CMS reassigns some LIS beneficiaries in PDPs to a premium-free PDP during open enrollment if their previous PDP loses benchmark status and charges a premium. But other LIS enrollees are not reassigned by CMS because they have actively selected the plan they are in, whether it is a PDP or an MA-PD.

On average, the 1.2 million LIS beneficiaries paying Part D premiums in 2018 pay $26 per month, or more than $300 per year (Figure 12). This amount is up 13 percent from 2017 and is nearly three times the amount in 2006.

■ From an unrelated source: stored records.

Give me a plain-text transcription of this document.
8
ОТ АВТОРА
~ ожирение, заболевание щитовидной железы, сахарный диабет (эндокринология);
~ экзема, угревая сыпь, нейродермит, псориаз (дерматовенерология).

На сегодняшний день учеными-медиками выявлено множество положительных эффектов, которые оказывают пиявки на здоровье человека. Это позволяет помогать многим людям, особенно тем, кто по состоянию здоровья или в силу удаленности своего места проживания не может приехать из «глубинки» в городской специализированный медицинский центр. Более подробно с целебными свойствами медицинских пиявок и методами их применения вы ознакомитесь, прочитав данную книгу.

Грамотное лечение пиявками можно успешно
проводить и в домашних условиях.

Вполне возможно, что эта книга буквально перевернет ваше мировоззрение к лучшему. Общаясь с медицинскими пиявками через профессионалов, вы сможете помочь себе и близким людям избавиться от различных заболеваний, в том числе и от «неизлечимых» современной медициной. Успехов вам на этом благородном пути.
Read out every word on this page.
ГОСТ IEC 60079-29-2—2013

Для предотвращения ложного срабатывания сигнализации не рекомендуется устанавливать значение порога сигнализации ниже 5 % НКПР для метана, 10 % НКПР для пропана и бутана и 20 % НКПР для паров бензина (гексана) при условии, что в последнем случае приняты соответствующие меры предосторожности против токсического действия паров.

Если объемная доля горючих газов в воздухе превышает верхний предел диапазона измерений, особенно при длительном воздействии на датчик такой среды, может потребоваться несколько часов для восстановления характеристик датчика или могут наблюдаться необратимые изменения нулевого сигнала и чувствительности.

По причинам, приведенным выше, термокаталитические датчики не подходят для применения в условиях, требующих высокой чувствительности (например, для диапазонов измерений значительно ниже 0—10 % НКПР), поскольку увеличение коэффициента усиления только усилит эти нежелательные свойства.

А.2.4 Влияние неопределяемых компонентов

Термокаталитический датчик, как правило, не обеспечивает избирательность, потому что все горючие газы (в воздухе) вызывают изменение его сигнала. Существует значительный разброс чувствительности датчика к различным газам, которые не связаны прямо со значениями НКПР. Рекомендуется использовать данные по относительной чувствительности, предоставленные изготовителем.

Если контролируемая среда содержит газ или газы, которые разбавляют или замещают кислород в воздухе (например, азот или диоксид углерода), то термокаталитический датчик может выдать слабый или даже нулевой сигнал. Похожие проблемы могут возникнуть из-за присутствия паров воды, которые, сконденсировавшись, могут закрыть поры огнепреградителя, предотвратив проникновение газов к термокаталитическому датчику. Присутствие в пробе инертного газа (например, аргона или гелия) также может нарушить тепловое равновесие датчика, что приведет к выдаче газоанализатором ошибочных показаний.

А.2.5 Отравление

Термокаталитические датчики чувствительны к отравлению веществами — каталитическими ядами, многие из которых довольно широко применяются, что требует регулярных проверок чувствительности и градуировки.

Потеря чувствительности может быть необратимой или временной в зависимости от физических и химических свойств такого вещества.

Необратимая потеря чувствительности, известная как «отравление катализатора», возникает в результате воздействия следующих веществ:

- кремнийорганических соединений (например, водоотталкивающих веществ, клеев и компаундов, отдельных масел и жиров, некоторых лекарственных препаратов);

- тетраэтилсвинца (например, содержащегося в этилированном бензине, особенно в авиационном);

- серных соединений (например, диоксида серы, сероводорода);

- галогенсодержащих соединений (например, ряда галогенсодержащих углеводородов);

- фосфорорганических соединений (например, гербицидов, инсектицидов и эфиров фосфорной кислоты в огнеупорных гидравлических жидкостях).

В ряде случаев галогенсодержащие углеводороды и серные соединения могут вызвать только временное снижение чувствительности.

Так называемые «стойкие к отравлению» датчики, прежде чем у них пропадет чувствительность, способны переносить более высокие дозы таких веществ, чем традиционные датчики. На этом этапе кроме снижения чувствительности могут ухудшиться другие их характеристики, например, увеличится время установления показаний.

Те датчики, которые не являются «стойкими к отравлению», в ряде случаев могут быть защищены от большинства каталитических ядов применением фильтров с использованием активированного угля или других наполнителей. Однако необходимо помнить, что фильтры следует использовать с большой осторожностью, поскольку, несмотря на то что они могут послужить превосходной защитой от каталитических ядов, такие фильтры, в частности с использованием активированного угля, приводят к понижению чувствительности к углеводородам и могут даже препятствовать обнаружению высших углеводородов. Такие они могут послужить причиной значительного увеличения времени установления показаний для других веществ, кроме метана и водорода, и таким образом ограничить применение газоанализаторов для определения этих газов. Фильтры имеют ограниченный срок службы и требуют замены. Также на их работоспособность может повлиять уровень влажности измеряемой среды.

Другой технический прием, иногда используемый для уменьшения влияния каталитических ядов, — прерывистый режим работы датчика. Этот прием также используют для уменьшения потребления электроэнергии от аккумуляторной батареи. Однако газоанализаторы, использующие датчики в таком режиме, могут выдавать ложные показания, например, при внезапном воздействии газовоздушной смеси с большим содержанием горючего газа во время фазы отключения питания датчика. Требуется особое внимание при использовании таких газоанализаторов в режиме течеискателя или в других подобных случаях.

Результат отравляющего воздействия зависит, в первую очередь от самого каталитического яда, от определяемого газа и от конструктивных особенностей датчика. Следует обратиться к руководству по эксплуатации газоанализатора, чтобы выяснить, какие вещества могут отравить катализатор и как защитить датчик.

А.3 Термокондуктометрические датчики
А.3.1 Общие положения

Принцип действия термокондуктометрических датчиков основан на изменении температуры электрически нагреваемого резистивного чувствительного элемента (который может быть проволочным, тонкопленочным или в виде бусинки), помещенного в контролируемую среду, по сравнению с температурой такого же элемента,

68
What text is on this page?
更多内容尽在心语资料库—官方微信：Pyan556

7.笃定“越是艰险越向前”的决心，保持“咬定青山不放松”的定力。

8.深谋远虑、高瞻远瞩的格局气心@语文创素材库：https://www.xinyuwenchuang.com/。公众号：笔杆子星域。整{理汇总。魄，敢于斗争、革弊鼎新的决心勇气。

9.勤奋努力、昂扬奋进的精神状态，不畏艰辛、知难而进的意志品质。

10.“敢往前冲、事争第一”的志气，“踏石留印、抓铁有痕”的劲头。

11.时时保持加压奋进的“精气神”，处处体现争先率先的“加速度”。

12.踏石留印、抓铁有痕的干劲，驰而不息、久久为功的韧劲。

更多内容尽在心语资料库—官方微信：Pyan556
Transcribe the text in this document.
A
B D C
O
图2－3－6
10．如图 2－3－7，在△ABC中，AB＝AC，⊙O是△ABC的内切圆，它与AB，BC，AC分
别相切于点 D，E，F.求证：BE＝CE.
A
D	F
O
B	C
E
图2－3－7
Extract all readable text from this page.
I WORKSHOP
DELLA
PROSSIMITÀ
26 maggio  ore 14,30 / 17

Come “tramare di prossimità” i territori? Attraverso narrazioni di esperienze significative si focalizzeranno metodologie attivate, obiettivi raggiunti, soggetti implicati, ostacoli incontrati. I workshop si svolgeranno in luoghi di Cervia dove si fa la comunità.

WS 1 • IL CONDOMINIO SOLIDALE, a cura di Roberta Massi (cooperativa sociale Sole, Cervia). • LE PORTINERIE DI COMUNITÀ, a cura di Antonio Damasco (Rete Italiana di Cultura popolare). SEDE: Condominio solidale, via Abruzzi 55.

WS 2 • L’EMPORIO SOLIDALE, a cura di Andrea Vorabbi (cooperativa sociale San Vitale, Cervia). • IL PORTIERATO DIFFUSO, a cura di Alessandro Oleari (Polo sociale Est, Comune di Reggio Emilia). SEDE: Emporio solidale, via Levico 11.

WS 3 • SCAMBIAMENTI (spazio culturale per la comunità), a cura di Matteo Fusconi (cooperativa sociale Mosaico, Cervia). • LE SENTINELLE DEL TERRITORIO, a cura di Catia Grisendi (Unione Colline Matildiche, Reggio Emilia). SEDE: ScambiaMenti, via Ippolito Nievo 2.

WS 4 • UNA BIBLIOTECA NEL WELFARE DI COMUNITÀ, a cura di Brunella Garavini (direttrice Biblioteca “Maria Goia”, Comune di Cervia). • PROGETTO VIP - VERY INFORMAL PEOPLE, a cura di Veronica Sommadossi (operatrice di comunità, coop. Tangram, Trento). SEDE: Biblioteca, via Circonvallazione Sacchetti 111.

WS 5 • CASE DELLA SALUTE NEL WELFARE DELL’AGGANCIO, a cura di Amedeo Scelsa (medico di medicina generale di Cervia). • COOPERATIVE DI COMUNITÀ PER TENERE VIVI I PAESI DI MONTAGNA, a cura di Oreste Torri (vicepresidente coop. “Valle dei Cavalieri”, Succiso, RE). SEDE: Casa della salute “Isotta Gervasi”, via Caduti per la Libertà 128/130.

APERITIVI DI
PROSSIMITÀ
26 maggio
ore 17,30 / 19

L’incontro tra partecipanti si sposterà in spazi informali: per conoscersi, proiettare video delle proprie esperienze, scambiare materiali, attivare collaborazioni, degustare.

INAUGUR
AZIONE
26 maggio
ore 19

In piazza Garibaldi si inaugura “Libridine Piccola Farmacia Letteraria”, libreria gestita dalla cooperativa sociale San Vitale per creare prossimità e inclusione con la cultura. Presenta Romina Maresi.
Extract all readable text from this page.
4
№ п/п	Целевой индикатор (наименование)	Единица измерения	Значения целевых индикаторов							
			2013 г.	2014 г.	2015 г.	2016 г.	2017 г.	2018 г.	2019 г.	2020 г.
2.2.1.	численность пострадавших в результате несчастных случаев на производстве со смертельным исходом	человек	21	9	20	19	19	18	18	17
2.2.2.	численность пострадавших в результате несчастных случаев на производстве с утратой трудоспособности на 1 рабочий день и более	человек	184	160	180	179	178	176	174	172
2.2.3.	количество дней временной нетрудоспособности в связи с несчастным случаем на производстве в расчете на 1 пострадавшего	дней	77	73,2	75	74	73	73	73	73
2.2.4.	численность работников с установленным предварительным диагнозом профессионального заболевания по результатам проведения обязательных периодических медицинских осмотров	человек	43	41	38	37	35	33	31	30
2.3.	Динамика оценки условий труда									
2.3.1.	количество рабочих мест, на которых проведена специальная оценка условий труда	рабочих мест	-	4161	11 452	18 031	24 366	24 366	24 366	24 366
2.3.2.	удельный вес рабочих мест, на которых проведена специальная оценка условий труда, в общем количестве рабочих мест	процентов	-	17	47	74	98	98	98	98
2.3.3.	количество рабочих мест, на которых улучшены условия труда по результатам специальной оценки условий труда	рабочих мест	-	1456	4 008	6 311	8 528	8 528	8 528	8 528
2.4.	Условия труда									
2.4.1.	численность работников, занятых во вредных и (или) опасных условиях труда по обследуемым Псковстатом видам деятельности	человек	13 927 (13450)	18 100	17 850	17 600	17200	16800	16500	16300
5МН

Figure 12: In 2018, 1 in 10 Low-Income Subsidy enrollees pay an average of $26 per month for Part D coverage, even though they might be able to obtain coverage with no premium

Methodology

This analysis focuses on the Medicare Part D marketplace in 2018 and trends over time. Data on Part D plan availability, enrollment, and premiums were collected primarily from a set of data files released by the CMS on a regular basis:

  • Part D plan landscape files, released each fall prior to the annual enrollment period. These files include basic plan characteristics, such as plan names, premiums, deductibles, gap coverage, and benchmark plan status.
  • Part D plan and premium files, released each fall. These files include more detail on plan characteristics, including premiums charged to LIS beneficiaries, the portions of the premiums allocated to the basic and enhanced benefits, and the separate drug premiums for MA-PDs.
  • Part D plan crosswalk files, released each fall. These files identify which plans are matched up when a plan sponsor changes its plan offerings from one year to the next.
  • Part D contract/plan/state/county level enrollment files, released on a monthly basis. These files include total enrollment by contract and plan at the state and county level. We use March enrollment counts for enrollment-weighted analysis in this report. Enrollment files suppress totals for plans with 10 or fewer enrollees.
  • Part D Low-Income Subsidy enrollment files, released once annually (in March for 2018). These files include total enrollment counts for LIS enrollees. As with the other enrollment files, we exclude plans with small enrollment counts in estimates that are plan-enrollment weighted.
  • Medicare plan benefit package files, released each fall. These files supply detailed information on the benefits offered by plans, including cost-sharing amounts for each formulary tier, tier labels, and the different cost-sharing amounts for standard and preferred cost-sharing pharmacies, where applicable.
  • Medicare penetration files, released on a monthly basis. These files are used to estimate average counts of plans available per beneficiary.

For analysis of changes in premiums for the top 5 PDPs and changes in non-LIS enrollment, we calculated the percentage change in premiums and enrollment between March 2017 and March 2018. We did not measure the change in non-LIS enrollment that occurred during the open enrollment period specifically.

For analysis of cost sharing for formulary tiers in PDPs and MA-PDs, we did not analyze which drugs are on what tier under each type of plan and whether this has changed over time, factors which would also influence enrollees’ out-of-pocket costs.

Juliette Cubanski and Tricia Neuman are with the Kaiser Family Foundation.
Anthony Damico is an independent consultant.